To approach this sort of problem, I usually proceed in one of two ways:

• The brutal approach: pose $P(x) = \prod_i (x - \alpha_i)$ and find all $\alpha_i$ at once. Note: you have to adapt this approach when the highest-order coefficient is not one.
• The fine approach: I try to check if any integer, most notably 1, -1 or 2, -2 are roots of the polynomial.

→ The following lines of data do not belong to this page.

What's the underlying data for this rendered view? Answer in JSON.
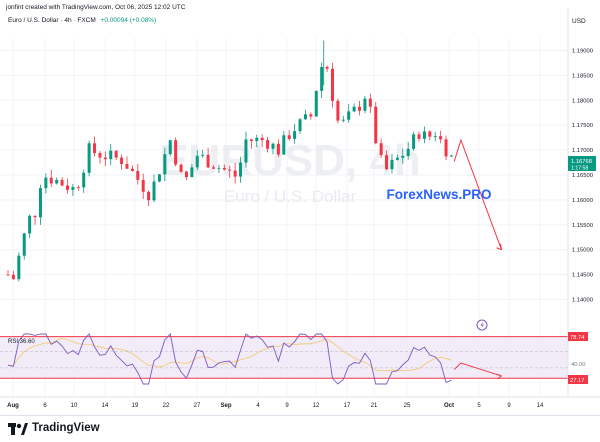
{
  "header": {
    "credit": "jonfint created with TradingView.com, Oct 06, 2025 12:02 UTC"
  },
  "symbol_line": {
    "name": "Euro / U.S. Dollar · 4h · FXCM",
    "change": "+0.00094 (+0.08%)"
  },
  "price_axis": {
    "currency": "USD",
    "ticks": [
      "1.19000",
      "1.18500",
      "1.18000",
      "1.17500",
      "1.17000",
      "1.16500",
      "1.16000",
      "1.15500",
      "1.15000",
      "1.14500",
      "1.14000"
    ],
    "last_price": "1.16768",
    "countdown": "1:17:58"
  },
  "rsi_axis": {
    "upper_value": "78.74",
    "lower_value": "27.17",
    "mid_value": "40.00"
  },
  "rsi_label": "RSI 36.60",
  "time_axis": [
    "Aug",
    "6",
    "10",
    "14",
    "19",
    "22",
    "27",
    "Sep",
    "4",
    "9",
    "12",
    "17",
    "21",
    "25",
    "Oct",
    "5",
    "9",
    "14"
  ],
  "watermark": {
    "symbol": "EURUSD, 4h",
    "name": "Euro / U.S. Dollar"
  },
  "brand_overlay": "ForexNews.PRO",
  "footer": {
    "logo_text": "TradingView"
  },
  "colors": {
    "up": "#089981",
    "down": "#f23645",
    "rsi_line": "#7e57c2",
    "rsi_band": "#ede7f6",
    "forecast": "#f23645",
    "brand": "#2962ff"
  },
  "chart_data": {
    "type": "candlestick",
    "symbol": "EURUSD",
    "timeframe": "4h",
    "ylim": [
      1.1375,
      1.1925
    ],
    "series_anchor_closes": [
      [
        "Aug 1",
        1.145
      ],
      [
        "Aug 1",
        1.14
      ],
      [
        "Aug 4",
        1.156
      ],
      [
        "Aug 5",
        1.1575
      ],
      [
        "Aug 6",
        1.165
      ],
      [
        "Aug 8",
        1.164
      ],
      [
        "Aug 11",
        1.162
      ],
      [
        "Aug 13",
        1.17
      ],
      [
        "Aug 15",
        1.169
      ],
      [
        "Aug 18",
        1.168
      ],
      [
        "Aug 20",
        1.1645
      ],
      [
        "Aug 22",
        1.161
      ],
      [
        "Aug 25",
        1.172
      ],
      [
        "Aug 27",
        1.163
      ],
      [
        "Aug 29",
        1.169
      ],
      [
        "Sep 2",
        1.166
      ],
      [
        "Sep 4",
        1.1645
      ],
      [
        "Sep 5",
        1.172
      ],
      [
        "Sep 8",
        1.172
      ],
      [
        "Sep 10",
        1.17
      ],
      [
        "Sep 12",
        1.174
      ],
      [
        "Sep 15",
        1.177
      ],
      [
        "Sep 16",
        1.186
      ],
      [
        "Sep 17",
        1.188
      ],
      [
        "Sep 18",
        1.181
      ],
      [
        "Sep 19",
        1.1745
      ],
      [
        "Sep 22",
        1.179
      ],
      [
        "Sep 23",
        1.1815
      ],
      [
        "Sep 25",
        1.168
      ],
      [
        "Sep 26",
        1.166
      ],
      [
        "Sep 29",
        1.17
      ],
      [
        "Oct 1",
        1.174
      ],
      [
        "Oct 2",
        1.172
      ],
      [
        "Oct 3",
        1.174
      ],
      [
        "Oct 6",
        1.1677
      ]
    ],
    "last_close": 1.16768,
    "forecast_path": [
      [
        "Oct 6",
        1.1677
      ],
      [
        "Oct 7",
        1.172
      ],
      [
        "Oct 13",
        1.15
      ]
    ],
    "rsi": {
      "label": "RSI",
      "current": 36.6,
      "upper_level": 78.74,
      "lower_level": 27.17,
      "forecast_path": [
        [
          "Oct 6",
          38
        ],
        [
          "Oct 7",
          46
        ],
        [
          "Oct 13",
          30
        ]
      ]
    }
  }
}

If they are, then I would factorize accordingly.

In your case, 1 is a root, and so is -1. So you can start looking for a new degree-3 polynomial $Q(x)$ that satisfies $P(x) = (x-1)(x+1)Q(x)$

Then, try to the factor the rest.

Answer 2

Note, for $f(x)=2x^5+3x^4−10x^3−15x^2+8x+12$, $$f(1)=f(-1)=f(2)=f(-2)=f(-\frac{3}{2})=0$$

Using synthetic divisions with $1$ and $-1$, you get that $$f(x)=(x+1)(x-1)(2x^3+3x^2-8x-12)$$

You can use the other roots to further factor the degree-3 polynomial.